Is it only a matter of time before Starbucks starts offerings a Chai Mate Late Frappucino?
It’s not breakfast here without a few medialunas, the diminutive version of the flaky croissant. Paired with café con leche and you can’t help but have a great day. I think this may be one of the things I will miss the most once I’m back home.
5. La Cabrera
This gem in Palermo actually has two locations a block apart from each other. It’s pure parilla with a twist– – try the Pato De Confit, a duck leg confit that’s been thrown on the grill until crisp and juicy.
6. The Smoking Ban
You might think it’s funny to know that Adam packed Febreeze so that we could get the dreaded cigarette smoke out of our clothing. But guess what? Buenos Aires recently enacted a smoking ban, very similar to the bans in many American cities. For a city as old as Buenos Aires it seemed impossible, but it’s truly wonderful to not feel like a human ashtray.
8. Dulce De Leche. Anything.
I grew up eating Dulce De Leche in Texas (which we called Cajeta). It’s a natural by-product of farming – anywhere there’s beef you’ll find cheese and milk, and anywhere you’ll find milk you should find Dulce De Leche, the caramel sauce made from sugar and milk. It is rumored to have originated here in Argentina, which is something I actually believe based on the ubiquity of this dessert. Ice cream, crepes, as a topping on flan, in and on top of pastries, you name it – if it can be done they’ll add it. And do you hear me complaining? Hell no. Like my hubby says, it’s probably the finest thing one can get from a cow.

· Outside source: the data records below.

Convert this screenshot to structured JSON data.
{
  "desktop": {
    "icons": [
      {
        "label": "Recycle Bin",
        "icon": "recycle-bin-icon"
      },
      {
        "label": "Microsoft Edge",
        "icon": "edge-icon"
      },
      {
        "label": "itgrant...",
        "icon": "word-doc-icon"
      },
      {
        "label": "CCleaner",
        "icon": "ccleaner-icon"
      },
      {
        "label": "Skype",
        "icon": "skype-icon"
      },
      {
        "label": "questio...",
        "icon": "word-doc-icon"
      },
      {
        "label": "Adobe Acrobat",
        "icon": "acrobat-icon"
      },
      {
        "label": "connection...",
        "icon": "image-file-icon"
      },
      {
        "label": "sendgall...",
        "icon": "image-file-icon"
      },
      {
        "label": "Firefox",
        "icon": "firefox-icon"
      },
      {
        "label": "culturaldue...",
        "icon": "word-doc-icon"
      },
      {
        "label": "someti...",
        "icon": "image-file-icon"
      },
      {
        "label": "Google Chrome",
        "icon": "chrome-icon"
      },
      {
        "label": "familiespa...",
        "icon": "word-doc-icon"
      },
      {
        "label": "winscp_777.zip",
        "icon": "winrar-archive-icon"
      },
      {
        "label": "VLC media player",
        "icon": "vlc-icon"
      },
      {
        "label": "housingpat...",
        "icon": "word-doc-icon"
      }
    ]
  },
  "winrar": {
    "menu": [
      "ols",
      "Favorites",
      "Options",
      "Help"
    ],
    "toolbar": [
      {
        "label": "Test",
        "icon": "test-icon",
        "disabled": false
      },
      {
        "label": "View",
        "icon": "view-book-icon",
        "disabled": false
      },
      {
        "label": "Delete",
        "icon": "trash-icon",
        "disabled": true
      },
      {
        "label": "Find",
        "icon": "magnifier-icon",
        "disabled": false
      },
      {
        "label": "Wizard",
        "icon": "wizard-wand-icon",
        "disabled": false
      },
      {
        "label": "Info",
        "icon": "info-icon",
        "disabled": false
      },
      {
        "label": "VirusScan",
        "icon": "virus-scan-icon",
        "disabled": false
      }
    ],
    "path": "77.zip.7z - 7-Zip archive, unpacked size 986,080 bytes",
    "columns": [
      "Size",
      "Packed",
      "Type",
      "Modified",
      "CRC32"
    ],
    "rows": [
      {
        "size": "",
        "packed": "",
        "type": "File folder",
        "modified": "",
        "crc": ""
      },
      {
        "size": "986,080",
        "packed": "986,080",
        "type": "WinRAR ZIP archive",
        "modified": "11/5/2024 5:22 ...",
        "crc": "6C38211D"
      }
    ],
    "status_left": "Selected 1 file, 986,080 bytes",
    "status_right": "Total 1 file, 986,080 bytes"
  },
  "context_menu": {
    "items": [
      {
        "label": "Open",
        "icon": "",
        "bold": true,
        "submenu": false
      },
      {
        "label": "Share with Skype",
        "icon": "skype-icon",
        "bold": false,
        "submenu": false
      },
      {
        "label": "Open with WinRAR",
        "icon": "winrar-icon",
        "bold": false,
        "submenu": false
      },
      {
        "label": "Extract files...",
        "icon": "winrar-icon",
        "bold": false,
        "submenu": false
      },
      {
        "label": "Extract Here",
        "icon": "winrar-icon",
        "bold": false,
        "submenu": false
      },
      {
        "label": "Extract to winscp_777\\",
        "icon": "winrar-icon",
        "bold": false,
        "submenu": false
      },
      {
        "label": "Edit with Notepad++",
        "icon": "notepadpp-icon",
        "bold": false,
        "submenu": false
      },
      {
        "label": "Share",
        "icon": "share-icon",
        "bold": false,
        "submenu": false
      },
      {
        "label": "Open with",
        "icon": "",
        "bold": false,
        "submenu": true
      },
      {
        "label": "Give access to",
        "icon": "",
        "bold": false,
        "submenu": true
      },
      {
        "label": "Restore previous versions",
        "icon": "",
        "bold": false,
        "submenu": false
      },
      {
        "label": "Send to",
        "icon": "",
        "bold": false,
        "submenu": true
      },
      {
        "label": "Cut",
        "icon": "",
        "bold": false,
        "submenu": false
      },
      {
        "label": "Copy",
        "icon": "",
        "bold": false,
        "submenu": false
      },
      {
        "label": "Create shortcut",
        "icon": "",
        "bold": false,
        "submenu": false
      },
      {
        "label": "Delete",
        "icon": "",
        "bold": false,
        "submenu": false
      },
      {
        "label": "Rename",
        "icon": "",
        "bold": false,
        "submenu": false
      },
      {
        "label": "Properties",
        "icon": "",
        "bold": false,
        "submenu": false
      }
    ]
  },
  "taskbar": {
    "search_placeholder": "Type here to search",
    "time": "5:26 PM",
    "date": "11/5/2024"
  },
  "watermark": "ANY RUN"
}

Take a disc of provolone, garnish with herbs and olive oil, and grill until melted. The result? A crisp, flavorful chewy crust of cheese with a gooey, savory interior. These things literally disappear in my presence.
This South American cousin of the piranha is an herbivore that grows much larger than its toothy meat eating relatives. Popular in Brazil and parts of Argentina, and we were lucky enough to try it a few times here Buenos Aires at Jangada restaurant. With an earthy flavor and a tasty layer of fat underneath the skin, Pacú is grilled on the parilla which results in a crunchy, flavorful skin and tender, earthy meat. I now understand why it’s called “el lechón del rió”, or suckling pig of the river.
And now, my biggest trip disappointment: Bobo Hotel. I really wanted to like this small boutique hotel located here in Palermo. I really did. We ate dinner in the restaurant on our last visit to BA and wanted to experience a few nights’ stay, but I wish we hadn’t. In their defense I must say that the staff was cordial and very helpful, but as a guest I felt like an afterthought. I’ll tell you why.
The hotel decided to do some remodeling during our visit. Replacing drywall and installing a new ceiling isn’t exactly quiet, and our room was located directly above the construction. I hated to make a fuss about it, but honestly it was unbearable. The hotel attempted to accommodate us by speeding up the process, but I think it would have been better to either not book the room, move us to a higher floor, or close down for a few days. Instead, guests were inconvenienced and never got to experience the entire Bobo restaurant. During breakfast one morning we were informed that the gas had been temporarily shut off due to construction so pastries and yogurt were all we could get, which was fine – but what if I wanted something from the menu? Again, the needs of the hotel came first and not the guests. I think that’s a shame and can honestly say I won’t return.
Because this area is undergoing a rebirth, construction is everywhere. It’s inevitable. I only wish Bobo would have told us with plenty of warning that we’d be right on top of it. I would have packed a hard hat.